The Dog Days Of Summer brought on a state of lethargy in the Face of Everyman. When he did stir, strange things happened. Seen above, he has briefly suspended gravity and other laws of Physics. Luckily in such a torpid state nothing outside of the Foggy Bottoms Resort and Spa is effected. [Well, maybe, but not for long.]
Declined
Jonah was fit to be tied. The honey moon suite at the Foggy Bottoms Resort and Spa was undergoing renovation. Their luggage was misrouted to Denver and his Platinum Card was declined. the Face of Everyman completely understood that level of exasperation. He offered the newly weds three nights in a small AirB&B, complements of one of his vast holding companies.
Glance
Man Up
New Family
The Foggy Bottoms Resort and Spa prided itself on a Family Photo Studio which produced exceptional Baby photos. Seen above is a recalcitrant fledgeling who is unwilling to look at the camera. The new parents were at a loss as to what to do. the Face of Everyman chose not to intervene and let matters take their course. They rescheduled for next Saturday.
Socrates
Socrates plans a career in law. He may become the first citizen of the Foggy Bottoms Resort and Spa to obtain a degree. Seen above he is in Day Two of a rigorous regime of discussion utilizing the Socratic method.
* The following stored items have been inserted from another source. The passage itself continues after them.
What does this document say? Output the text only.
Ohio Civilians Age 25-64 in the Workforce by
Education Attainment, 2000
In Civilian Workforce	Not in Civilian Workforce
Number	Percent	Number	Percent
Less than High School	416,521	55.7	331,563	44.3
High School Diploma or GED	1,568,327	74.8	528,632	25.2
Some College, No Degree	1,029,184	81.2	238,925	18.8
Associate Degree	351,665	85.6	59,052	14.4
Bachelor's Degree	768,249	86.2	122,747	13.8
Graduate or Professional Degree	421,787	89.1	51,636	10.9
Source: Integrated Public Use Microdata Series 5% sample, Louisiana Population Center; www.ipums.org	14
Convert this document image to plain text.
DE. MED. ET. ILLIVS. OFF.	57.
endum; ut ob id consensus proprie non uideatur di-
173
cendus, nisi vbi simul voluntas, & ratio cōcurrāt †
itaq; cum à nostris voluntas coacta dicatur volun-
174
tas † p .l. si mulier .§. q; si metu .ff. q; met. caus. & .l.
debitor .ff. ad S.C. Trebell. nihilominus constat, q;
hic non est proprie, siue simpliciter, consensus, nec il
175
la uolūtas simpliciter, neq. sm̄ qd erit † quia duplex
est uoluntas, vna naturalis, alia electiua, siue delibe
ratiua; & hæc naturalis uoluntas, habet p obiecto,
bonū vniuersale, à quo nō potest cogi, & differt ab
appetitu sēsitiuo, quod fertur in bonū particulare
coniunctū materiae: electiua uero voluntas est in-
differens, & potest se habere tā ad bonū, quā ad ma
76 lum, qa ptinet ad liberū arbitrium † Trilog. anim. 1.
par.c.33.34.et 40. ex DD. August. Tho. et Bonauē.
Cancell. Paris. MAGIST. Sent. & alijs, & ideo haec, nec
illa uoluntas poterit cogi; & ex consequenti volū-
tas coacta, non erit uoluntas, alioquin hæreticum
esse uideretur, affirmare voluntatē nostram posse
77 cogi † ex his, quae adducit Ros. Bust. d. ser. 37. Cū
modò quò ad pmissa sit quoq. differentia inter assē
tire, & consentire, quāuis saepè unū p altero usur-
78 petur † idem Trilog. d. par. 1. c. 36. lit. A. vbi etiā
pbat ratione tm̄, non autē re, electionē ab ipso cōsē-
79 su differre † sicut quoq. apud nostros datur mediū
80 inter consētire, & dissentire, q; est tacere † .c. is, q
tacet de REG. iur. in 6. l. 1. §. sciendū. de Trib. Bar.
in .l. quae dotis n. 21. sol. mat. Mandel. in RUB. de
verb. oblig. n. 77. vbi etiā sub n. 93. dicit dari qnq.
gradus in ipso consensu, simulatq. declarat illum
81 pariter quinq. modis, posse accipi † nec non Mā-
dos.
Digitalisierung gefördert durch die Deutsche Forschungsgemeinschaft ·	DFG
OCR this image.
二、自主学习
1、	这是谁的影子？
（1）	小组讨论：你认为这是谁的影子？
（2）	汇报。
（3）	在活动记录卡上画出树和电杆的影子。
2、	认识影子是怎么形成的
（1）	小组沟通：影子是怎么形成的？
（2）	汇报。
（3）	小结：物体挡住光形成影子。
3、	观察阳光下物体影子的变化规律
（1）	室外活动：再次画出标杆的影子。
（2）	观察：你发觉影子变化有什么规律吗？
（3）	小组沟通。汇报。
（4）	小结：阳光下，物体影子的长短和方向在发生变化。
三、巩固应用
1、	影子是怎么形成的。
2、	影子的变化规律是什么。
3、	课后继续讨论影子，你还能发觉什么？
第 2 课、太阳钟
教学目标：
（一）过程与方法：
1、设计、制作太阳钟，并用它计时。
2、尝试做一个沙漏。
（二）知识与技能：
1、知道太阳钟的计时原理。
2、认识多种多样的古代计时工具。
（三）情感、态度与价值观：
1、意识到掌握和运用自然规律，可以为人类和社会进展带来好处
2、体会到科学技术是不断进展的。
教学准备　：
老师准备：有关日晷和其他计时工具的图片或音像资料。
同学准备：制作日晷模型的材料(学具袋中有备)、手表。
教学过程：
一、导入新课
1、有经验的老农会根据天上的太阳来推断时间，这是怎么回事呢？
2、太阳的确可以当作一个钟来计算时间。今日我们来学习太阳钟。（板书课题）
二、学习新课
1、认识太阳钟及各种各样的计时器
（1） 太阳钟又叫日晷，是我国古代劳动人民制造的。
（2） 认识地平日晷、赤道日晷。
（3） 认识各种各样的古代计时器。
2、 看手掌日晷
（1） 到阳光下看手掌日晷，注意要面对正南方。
As time went on even the venerable sage began to question the assumption of the Face of Everyman.
Club Foggy Bottoms
Obstreperous
As the cherries ripened, then fermented, a new Rocky was born. Seen above at the posh watering hole of the Foggy Bottoms Resort and Spa is a poor specimen of a wild beast newly hooked on Sour Cherry Amarretto. With his liquor stocks running low, the Face of Everyman might soon be faced with an obstreperous Procyon lotor.